Mozzarella balls are stored at a temperature of +2 to + 4 ° C in whey or 3% saline solution. To prepare the solution, take one tablespoon of kitchen or sea salt for one liter of boiled water. Put cheese balls into the solution. Capacity with them is stored on the first shelf of the refrigerator.

During storage, it is necessary to constantly monitor the temperature of the solution to prevent it from freezing.

When storing cheese in the refrigerator, you must follow the general rules.

  • Avoid sudden temperature changes.. This kills the microflora of the cheese, after which it quickly rots. The best place for him is in the fruit compartment and vegetables down the fridge.
  • Keep cheese away from other foods. It not only spreads a specific smell in the refrigerator, it itself absorbs the smells of other products.
  • The crust on the surface of the cheese protects it from drying out and weathering.. No need to cut the cheese in advance.
  • No need to buy cheese in advance. During storage it is very difficult to withstand all the time and parameters. Spoiled cheese in the fridge serves as a source of unpleasant odor.
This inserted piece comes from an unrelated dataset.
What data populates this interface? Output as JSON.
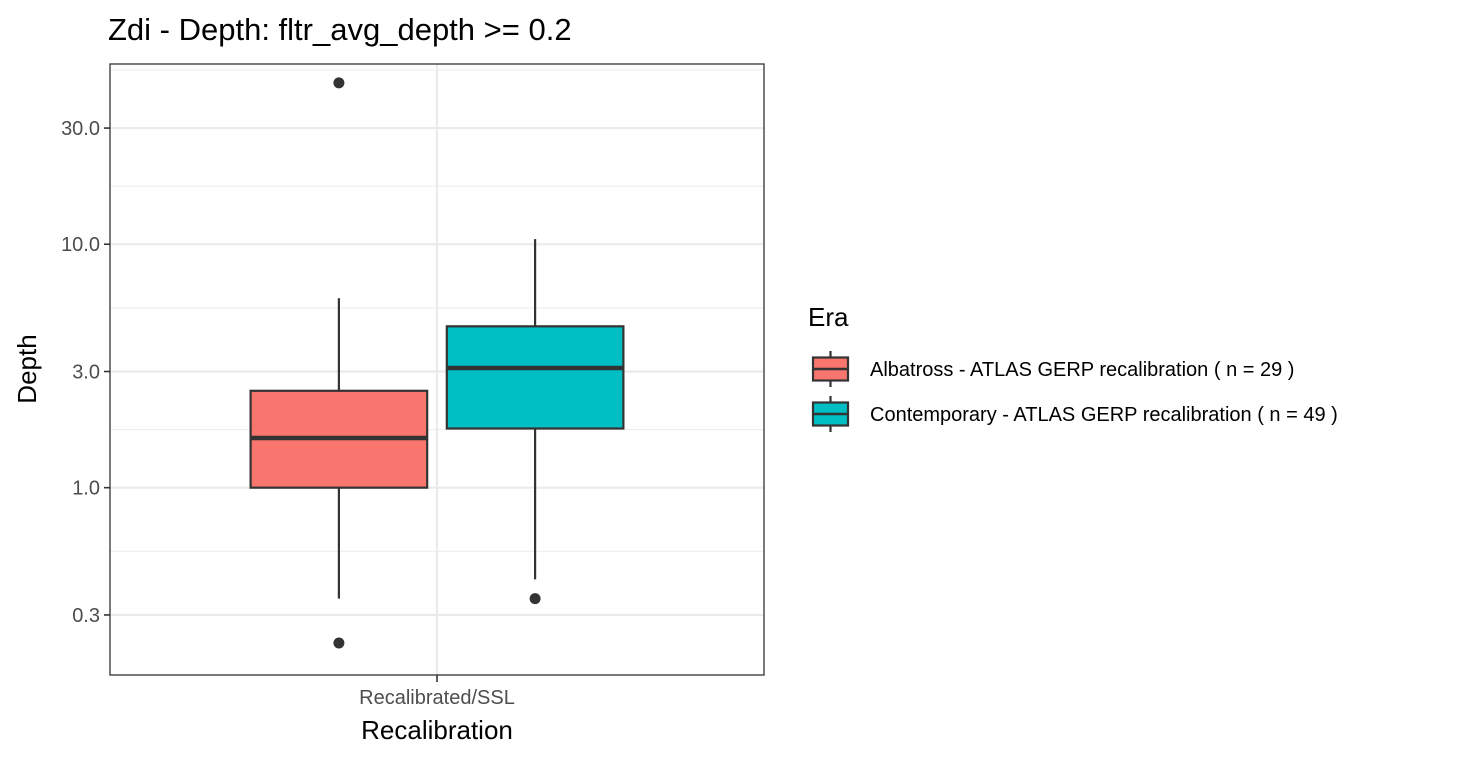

It is important to strictly observe the deadlines indicated on the package. If you violate the shelf life appear pathogenic viruses and fungi that can cause irreparable harm to health.

  • Blue cheese It is best stored in a glass jar or in a plastic container with the lid tightly closed.
  • Pickled cheese need to store in a glass jar or saucepan. Pre-poured into a jar 3% solution of salt or sea salt, cooked in boiled water. To increase the shelf life in salt solution, you can add whey. Water without boiling for the preparation of brine can not be used.
  • After opening Factory vacuum packaging of processed cheese should not be stored in an airtight container. Oxygen activates the processes of oxidation and fermentation, which significantly reduces the shelf life.
  • If as a result of improper storage cheese lost a lot of moisture and dried up, it can be very simply "reanimated." To do this, put it in a pot of boiled water, pour in kitchen or sea salt at the rate of 30 grams per liter and bring the water to a boil (95 ° C), then turn off the heat, cool the water to room temperature. Drain the water from the pan, pour whole milk instead, add one tablespoon of cream or half a cup of cream, baking soda at the tip of the knife (about two grams) and half a cup of fresh whey or fresh kefir to a liter. Heat the milk slowly to 80 ° C and maintain this temperature for two hours, continuously monitoring it with a thermometer. Remove the cheese head, put it under the press to drain excess fluid.

After this procedure, the cheese, as a rule, completely restores its properties. It can be repeated if necessary several times - the cheese does not spoil it.

How to choose cheese, see the following video.

Comments
 Comment author
Information provided for reference purposes. Do not self-medicate. For health, always consult a specialist.